The majority of liquor store money — more than $90,000 since 2011 — is being spent with Sen. Ron Alting, the Indiana Statehouse’s gatekeeper for alcohol legislation, the outlet reported. However, even Alting, who has proven to be a roadblock to past reform efforts, recognizes change may be necessary; the senator is planning to introduce legislation in favor of Sunday alcohol sales during the next legislative session.

Read the full report here, including the economic consequences for one brewery owner who criticized lawmakers’ protectionist stance on liquor stores.

Georgia to Hold Hearing On Online Alcohol Sales

The Georgia Department of Revenue has scheduled a public hearing for November 17 to discuss the possibility of allowing off-premise retailers to conduct online sales of beer and wine for curbside pickup, according to WABE.
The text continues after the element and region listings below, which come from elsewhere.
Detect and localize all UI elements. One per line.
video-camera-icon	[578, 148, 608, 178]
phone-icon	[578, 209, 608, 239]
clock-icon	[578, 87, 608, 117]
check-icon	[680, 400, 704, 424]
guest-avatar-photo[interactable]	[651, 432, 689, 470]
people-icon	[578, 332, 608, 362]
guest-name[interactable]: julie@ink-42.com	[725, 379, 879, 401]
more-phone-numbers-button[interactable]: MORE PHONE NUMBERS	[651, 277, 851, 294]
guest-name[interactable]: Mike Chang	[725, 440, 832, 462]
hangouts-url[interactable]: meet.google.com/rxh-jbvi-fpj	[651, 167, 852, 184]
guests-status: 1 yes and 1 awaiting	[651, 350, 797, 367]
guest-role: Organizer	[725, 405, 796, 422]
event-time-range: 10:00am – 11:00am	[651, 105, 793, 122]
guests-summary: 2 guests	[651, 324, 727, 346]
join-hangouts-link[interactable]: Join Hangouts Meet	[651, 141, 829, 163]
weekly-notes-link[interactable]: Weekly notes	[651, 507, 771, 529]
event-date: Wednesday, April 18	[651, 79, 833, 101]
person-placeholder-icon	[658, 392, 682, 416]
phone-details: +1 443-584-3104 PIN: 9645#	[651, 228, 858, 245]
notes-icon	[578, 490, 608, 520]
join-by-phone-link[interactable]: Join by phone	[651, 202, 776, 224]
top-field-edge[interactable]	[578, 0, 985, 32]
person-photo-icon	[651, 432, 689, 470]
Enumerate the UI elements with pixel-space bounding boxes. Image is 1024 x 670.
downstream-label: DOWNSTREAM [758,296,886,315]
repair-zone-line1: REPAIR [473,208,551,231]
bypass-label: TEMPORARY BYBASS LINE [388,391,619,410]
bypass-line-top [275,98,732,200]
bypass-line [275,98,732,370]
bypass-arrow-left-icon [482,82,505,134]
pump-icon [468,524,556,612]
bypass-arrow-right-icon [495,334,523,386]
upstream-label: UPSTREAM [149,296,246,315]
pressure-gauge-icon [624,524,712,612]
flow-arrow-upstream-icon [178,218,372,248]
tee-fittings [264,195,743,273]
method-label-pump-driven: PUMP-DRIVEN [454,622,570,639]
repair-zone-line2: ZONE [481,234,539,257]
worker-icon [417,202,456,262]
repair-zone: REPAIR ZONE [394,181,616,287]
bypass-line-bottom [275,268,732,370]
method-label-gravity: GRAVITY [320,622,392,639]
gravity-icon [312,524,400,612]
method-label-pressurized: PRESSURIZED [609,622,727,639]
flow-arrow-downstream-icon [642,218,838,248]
DOR commissioner Lynne Riley told WABE that consumers would have to register with stores before making online purchases, and those retailers would then have to create a system in order to track sales and verify ages. The state would prohibit prepaid sales, requiring payment upon pickup after the verification of age, according to Politically Georgia.
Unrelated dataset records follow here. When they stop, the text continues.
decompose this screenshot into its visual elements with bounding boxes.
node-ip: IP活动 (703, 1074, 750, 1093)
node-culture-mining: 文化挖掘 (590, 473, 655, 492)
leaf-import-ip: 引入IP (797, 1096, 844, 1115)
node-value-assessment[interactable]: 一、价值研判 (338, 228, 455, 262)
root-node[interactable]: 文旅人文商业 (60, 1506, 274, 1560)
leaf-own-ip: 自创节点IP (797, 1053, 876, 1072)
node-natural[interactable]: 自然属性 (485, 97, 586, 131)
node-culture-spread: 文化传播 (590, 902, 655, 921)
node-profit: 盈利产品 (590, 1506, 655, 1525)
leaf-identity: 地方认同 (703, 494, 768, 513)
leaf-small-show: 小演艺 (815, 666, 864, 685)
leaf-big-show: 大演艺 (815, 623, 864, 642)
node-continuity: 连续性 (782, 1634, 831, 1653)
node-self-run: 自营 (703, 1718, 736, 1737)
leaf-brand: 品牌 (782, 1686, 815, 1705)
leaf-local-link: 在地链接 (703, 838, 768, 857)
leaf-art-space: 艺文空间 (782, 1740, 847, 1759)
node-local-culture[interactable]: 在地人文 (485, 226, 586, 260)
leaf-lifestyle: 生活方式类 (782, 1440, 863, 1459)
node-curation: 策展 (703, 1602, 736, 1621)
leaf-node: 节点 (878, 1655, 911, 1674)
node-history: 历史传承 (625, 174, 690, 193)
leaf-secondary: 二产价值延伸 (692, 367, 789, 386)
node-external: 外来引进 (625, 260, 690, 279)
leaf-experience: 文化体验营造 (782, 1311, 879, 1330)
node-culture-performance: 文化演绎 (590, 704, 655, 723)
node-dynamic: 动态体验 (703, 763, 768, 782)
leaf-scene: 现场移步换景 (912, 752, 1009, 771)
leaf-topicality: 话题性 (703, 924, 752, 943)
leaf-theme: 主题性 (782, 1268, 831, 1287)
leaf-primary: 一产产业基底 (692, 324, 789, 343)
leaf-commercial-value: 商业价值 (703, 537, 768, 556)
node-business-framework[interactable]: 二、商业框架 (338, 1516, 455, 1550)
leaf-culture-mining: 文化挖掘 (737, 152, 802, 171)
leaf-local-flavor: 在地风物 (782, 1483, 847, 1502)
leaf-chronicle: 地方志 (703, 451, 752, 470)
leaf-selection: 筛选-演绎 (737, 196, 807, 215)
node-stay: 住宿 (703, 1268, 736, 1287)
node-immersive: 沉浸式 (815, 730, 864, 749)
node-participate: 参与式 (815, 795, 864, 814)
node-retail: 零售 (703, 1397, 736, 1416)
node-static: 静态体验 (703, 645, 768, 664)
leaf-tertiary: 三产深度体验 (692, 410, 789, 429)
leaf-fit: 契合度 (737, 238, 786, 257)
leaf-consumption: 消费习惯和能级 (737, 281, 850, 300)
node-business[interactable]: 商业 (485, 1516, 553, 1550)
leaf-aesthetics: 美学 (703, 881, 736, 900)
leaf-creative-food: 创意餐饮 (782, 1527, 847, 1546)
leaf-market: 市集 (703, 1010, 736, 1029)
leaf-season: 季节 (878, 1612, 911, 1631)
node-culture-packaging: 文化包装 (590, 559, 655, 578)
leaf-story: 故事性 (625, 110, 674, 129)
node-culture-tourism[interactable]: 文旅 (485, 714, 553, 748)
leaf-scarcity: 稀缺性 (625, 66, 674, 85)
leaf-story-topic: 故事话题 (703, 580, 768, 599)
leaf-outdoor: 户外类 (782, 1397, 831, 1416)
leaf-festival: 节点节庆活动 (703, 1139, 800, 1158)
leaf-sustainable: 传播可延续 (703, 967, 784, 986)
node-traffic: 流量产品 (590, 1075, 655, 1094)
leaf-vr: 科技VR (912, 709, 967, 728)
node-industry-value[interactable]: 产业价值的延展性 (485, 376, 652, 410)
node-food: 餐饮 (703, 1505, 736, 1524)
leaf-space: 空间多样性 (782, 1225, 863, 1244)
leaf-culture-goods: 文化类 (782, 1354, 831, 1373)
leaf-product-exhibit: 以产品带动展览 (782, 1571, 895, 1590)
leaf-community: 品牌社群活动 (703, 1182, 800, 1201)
West Sixth Co-Founder to Lead Kentucky Democratic Party

Ben Self, co-founder of West Sixth Brewery, was elected the new chair of the Kentucky Democratic Party over the weekend, according to the Lexington Herald-Leader.

“Mr. Self’s skill set will be vital to the party’s successes in 2018 and beyond,” party spokesman Brad Bowman told the outlet. “It was unanimous amongst all committee members that Self’s leadership is what the party needs now and in the future.”
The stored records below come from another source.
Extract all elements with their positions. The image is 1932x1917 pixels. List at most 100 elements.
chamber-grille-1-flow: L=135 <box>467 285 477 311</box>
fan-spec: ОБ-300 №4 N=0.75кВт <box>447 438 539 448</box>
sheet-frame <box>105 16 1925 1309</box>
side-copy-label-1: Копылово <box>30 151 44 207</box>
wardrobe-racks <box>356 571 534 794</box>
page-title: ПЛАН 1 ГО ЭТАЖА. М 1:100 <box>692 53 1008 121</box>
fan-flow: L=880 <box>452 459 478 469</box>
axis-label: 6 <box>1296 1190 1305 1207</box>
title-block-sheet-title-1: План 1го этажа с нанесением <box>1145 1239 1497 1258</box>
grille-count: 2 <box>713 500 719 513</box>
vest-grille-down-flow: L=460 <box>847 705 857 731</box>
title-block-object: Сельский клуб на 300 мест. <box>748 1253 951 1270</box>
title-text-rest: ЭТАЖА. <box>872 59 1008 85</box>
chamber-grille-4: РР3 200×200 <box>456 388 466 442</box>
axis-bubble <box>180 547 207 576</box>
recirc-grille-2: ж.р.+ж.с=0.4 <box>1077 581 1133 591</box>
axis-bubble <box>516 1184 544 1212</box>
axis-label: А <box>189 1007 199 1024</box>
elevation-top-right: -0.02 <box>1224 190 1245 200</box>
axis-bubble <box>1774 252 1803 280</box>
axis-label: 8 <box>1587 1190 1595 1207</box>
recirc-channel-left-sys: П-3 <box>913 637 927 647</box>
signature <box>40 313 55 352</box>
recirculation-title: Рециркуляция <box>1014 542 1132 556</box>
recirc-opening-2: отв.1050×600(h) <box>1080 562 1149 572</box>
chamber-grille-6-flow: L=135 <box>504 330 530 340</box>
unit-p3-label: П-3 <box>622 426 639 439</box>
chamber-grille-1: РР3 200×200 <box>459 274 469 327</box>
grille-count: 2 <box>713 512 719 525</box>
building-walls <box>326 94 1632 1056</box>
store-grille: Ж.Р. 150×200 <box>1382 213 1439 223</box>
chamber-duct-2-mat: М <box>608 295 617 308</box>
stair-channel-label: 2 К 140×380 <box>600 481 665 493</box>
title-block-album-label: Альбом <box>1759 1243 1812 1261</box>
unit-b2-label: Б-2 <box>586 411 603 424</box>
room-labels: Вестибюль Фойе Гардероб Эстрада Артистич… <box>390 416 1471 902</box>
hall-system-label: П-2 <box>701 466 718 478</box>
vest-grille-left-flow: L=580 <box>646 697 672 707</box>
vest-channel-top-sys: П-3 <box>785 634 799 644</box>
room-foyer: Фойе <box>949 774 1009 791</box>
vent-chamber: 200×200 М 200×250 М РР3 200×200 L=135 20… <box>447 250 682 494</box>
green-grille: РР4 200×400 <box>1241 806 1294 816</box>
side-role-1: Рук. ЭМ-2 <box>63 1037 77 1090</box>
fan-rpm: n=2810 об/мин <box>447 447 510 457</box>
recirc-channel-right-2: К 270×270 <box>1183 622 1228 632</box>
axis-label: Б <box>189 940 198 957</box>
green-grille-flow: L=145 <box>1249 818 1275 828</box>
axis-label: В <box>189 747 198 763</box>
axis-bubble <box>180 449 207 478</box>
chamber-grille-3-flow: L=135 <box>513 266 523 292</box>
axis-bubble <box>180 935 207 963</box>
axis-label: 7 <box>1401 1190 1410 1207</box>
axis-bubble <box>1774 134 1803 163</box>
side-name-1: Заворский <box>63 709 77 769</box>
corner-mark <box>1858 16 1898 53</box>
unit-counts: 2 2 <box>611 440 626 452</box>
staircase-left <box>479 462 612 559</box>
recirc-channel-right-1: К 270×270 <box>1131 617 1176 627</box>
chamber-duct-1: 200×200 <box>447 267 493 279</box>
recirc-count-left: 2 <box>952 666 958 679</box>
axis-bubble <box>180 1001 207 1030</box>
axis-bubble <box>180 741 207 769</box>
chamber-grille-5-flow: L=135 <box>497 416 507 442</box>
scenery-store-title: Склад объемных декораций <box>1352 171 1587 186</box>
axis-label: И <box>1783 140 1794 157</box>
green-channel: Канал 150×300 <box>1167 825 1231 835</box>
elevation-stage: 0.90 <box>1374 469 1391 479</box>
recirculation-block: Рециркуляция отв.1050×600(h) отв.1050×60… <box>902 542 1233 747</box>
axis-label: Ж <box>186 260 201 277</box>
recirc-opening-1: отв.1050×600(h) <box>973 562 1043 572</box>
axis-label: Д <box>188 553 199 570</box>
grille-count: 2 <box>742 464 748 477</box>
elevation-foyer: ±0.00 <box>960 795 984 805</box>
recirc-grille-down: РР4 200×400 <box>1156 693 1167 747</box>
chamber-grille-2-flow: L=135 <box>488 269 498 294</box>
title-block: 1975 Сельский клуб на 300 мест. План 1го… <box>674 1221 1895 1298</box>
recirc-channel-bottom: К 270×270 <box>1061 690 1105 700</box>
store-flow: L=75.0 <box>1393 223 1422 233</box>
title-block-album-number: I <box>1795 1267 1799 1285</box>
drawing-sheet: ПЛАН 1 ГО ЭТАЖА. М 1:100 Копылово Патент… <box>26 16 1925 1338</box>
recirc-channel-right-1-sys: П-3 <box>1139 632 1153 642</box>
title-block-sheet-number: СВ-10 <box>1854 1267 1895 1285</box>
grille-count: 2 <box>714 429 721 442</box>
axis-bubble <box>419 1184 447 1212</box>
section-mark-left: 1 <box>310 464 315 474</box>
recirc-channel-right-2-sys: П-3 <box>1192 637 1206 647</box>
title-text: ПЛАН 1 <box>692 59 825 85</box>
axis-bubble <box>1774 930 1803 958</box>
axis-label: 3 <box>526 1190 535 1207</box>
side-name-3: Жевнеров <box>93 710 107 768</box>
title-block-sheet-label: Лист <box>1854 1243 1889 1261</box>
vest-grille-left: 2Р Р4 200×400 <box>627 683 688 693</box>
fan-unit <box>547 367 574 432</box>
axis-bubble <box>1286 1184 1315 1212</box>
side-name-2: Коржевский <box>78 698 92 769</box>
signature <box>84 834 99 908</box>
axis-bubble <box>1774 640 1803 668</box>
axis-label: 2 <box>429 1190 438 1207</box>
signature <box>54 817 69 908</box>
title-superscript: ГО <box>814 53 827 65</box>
Last year, West Sixth increased sales by 6 percent to 13,330 barrels of beer, according to the Brewers Association.

Oklahoma Retailers Could Be Liable for Intoxicated Consumers

In a 5-to-4 decision last month, the Oklahoma Supreme Court ruled that convenience stores may be held liable for selling beer to visibly intoxicated consumers, according to the Oklahoman.

The decision would allow lawsuits to be filed against retailers who sell alcohol to noticeably intoxicated individuals who are subsequently involved in an accident that either kills or injures themselves or others. The court’s opinion said a clerk selling alcoholic beverages “has a duty to exercise reasonable care not to sell liquor to a noticeably intoxicated person.”

Read more about the ruling here.

In other Oklahoma news, a federal court in August rejected the Retail Liquor Association of Oklahoma’s challenge to a recently passed constitutional amendment allowing grocery and convenience stores to sell full-strength beer and wine. The law is set to go in effect in October 2018.